Lindar Industries, which had been granted a logging concession to cut pine trees on Abaco, started logging in the pine forest North of Treasure Cay in October, 2013. The trees cut were located on an area reserved for commercial and residential development. Logging is to resume in Treasure Cay and later near Spring City. Abaco pine is a high end product with wood as hard as maple.
Abaco was home to extensive logging operations by Owens-Illinois in the 1950’s and 1960’s. Owens-Illinois and the logging industry were responsible for the creation of the Great Abaco Highway and also the government’s impetus to move the capitol of Abaco to Marsh Harbour from Hope Town.
Owens-Illinois produced pulpwood. Lindar Industries harvests and markets whole planks and finished wood products from Abaco pine.
The cut trees are hauled to the Marsh Harbour area where they are processed to fill orders for flooring, ceiling panels and crown molding intended for Nassau. A state of the art computerized sawmill slices the logs into flooring planks.
Another machine produces the crown moldings and quarter-round moldings made of scrap pieces.
The wood is planed by another sophisticated machine and further processed into tongue and groove boards with a width of four, five or six inches and in lengths starting at two and a half feet up to ten feet.
Before this final step, the sliced wood is dehydrated through a combination of air conditioning and heat.
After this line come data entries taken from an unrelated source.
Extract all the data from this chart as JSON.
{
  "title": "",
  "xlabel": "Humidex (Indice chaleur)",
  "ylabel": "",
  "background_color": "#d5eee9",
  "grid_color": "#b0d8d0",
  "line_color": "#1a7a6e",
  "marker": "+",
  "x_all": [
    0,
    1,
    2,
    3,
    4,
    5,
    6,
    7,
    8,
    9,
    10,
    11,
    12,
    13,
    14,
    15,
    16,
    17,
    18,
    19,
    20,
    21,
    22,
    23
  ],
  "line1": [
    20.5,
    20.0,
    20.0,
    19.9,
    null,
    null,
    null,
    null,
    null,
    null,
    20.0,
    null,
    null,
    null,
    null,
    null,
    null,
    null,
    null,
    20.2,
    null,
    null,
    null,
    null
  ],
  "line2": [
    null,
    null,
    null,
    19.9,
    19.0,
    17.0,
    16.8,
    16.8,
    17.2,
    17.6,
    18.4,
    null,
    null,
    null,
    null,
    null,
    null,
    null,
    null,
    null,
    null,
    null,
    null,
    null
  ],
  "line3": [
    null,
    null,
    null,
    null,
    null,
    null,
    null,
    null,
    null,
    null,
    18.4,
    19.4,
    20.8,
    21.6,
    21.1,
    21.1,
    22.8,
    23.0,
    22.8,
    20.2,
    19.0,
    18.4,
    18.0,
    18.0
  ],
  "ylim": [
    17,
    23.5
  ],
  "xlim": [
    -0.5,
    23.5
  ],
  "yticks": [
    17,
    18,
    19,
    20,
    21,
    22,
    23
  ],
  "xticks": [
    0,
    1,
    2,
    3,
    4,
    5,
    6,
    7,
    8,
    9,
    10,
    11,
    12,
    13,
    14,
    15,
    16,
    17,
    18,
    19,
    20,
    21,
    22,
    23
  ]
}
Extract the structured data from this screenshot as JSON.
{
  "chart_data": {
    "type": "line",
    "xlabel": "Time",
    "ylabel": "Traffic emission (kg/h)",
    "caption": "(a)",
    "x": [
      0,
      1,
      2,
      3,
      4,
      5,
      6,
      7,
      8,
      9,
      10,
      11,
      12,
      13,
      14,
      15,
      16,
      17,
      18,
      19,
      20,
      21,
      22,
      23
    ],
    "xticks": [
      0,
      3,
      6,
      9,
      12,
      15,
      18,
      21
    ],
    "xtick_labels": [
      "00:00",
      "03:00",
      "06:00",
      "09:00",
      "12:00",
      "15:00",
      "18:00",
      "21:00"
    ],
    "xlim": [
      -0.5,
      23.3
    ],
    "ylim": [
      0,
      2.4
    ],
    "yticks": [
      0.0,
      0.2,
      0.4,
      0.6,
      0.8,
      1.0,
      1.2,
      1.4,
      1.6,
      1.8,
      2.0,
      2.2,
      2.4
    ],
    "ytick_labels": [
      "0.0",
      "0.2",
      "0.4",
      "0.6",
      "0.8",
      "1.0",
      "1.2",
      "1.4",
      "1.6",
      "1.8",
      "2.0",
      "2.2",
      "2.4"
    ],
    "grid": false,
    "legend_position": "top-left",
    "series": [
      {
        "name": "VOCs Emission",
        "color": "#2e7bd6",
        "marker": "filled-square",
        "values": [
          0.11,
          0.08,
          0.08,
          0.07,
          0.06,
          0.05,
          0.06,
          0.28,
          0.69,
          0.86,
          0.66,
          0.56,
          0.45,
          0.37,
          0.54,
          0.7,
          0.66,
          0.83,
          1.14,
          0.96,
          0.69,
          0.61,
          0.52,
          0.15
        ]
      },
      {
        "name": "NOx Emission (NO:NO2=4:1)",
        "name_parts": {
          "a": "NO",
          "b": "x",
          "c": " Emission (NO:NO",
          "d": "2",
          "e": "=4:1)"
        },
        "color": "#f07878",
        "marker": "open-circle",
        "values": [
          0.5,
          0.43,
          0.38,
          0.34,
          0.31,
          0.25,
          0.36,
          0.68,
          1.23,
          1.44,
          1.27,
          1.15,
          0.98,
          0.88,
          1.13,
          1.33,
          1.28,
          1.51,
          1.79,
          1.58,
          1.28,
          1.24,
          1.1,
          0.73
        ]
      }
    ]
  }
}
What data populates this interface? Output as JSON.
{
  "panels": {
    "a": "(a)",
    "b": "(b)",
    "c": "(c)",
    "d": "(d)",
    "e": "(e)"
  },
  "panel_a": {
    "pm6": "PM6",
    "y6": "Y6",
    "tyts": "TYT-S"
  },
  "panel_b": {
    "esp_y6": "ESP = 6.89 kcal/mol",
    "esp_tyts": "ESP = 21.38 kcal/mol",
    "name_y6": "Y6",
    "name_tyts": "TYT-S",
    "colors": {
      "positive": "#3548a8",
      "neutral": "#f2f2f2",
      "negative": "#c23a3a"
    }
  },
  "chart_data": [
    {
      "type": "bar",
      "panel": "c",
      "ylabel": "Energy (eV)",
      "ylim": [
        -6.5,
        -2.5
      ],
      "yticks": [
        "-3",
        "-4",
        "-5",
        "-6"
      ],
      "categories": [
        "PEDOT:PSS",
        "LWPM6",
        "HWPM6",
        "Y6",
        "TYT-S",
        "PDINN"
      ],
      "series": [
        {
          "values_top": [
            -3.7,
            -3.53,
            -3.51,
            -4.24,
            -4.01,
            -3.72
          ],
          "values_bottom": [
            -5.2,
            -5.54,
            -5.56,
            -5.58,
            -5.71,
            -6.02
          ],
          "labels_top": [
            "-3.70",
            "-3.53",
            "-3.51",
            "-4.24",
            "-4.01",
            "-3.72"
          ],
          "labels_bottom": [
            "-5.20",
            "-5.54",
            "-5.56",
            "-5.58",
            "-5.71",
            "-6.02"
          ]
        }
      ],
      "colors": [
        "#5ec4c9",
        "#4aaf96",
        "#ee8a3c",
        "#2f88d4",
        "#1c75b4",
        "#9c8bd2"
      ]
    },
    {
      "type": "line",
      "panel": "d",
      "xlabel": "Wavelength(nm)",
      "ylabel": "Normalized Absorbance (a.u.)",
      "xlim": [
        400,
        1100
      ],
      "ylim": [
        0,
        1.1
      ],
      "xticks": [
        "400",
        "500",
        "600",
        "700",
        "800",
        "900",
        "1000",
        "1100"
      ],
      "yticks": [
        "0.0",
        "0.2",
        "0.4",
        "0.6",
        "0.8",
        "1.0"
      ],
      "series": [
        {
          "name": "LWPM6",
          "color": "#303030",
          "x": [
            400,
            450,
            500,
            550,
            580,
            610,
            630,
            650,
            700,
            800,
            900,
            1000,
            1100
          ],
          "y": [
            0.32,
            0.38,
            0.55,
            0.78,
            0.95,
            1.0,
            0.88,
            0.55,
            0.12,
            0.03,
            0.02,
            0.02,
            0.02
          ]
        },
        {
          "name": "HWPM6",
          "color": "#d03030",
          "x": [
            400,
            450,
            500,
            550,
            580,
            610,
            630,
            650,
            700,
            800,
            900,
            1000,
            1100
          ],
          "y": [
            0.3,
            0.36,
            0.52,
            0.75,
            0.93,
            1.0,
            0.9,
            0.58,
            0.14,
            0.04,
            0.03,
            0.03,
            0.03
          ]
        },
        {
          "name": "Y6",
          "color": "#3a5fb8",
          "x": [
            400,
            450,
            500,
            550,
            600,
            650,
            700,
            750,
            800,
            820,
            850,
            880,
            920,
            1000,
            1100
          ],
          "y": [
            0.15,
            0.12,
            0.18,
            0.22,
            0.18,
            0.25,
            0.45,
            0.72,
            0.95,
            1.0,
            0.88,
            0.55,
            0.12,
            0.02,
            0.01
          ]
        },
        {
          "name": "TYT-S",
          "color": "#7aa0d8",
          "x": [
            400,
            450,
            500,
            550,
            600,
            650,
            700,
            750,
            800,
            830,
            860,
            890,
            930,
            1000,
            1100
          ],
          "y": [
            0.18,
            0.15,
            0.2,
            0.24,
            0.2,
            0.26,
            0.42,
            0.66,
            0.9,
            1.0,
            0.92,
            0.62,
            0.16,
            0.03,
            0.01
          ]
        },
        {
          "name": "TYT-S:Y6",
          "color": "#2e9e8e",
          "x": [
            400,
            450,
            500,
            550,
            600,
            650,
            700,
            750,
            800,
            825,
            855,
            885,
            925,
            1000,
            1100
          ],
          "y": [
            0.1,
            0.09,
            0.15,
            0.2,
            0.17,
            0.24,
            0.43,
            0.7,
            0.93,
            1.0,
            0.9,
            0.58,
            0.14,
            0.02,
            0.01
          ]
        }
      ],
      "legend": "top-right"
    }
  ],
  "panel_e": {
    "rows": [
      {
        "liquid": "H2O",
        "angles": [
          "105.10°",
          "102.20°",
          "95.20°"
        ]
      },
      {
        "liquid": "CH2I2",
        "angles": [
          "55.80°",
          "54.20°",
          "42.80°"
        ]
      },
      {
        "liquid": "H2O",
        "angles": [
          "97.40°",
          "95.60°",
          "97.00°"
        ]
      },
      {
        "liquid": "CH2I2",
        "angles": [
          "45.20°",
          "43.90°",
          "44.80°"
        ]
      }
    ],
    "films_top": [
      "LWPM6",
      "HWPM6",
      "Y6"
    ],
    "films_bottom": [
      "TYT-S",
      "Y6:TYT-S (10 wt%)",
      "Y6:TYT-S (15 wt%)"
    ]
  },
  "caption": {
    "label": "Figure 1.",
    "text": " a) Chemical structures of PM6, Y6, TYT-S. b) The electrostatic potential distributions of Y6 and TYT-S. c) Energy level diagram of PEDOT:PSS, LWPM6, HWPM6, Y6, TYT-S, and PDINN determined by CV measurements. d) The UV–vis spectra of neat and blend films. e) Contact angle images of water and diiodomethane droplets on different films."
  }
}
AC units and kilns are used for this process.
Flooring is sold by square feet with the lowest quality sections going for $3.00 per square foot.
Owner of Lindar Industries, Robert Roman, came to Abaco on January 16 for one of his regular visits to the island. Although based in Nassau, he supervises the Abaco operation and is aided by the field manager, Jeff Bonnet. Mr. Bonnet oversees the daily operations and the proper maintenance of the equipment.
Meeting with Mr. Roman on the site, this reporter saw the crew busy feeding logs into the sawmill. Among the pine trees there was also a huge Genip tree that Mr. Roman rescued and shipped to Marsh Harbour to use it in a productive way rather than have it rot away.
Mr. Roman explained that the logging in Treasure Cay was to resume momentarily, and later on in Spring City. Logging in Buckaroon Bay will follow, probably in February.
“I want to get everything set-up, organized and working properly. The first priority is to fill the order for Nassau.” he said.
Asked about the challenges facing such an operation, he explained that because Abaco Pine is a high end product, its marketing is more difficult. Abaco Pine (Pinus Caribaea Bahamensis) is a wood as hard as Maple. Its high resin content, which causes it to be resistant to termites, makes it a prime wood for indoors projects, such as flooring and cabinet making.
“The first hurdle to overcome is the acceptance of the local market,” he explained.
“Internationally, it is more tricky. Because it is a new product, people have to become familiar with it. Also the FDA requirement concerning wood import to the United States have to be respected. A certification from the Department of Forestry is needed, attesting that the wood has been heat treated at 140 F.
The owner has confidence in this endeavor. He thinks the quality and the uniqueness of the product will allow him to make a success of an operation which had previously suffered a few setbacks in 2010.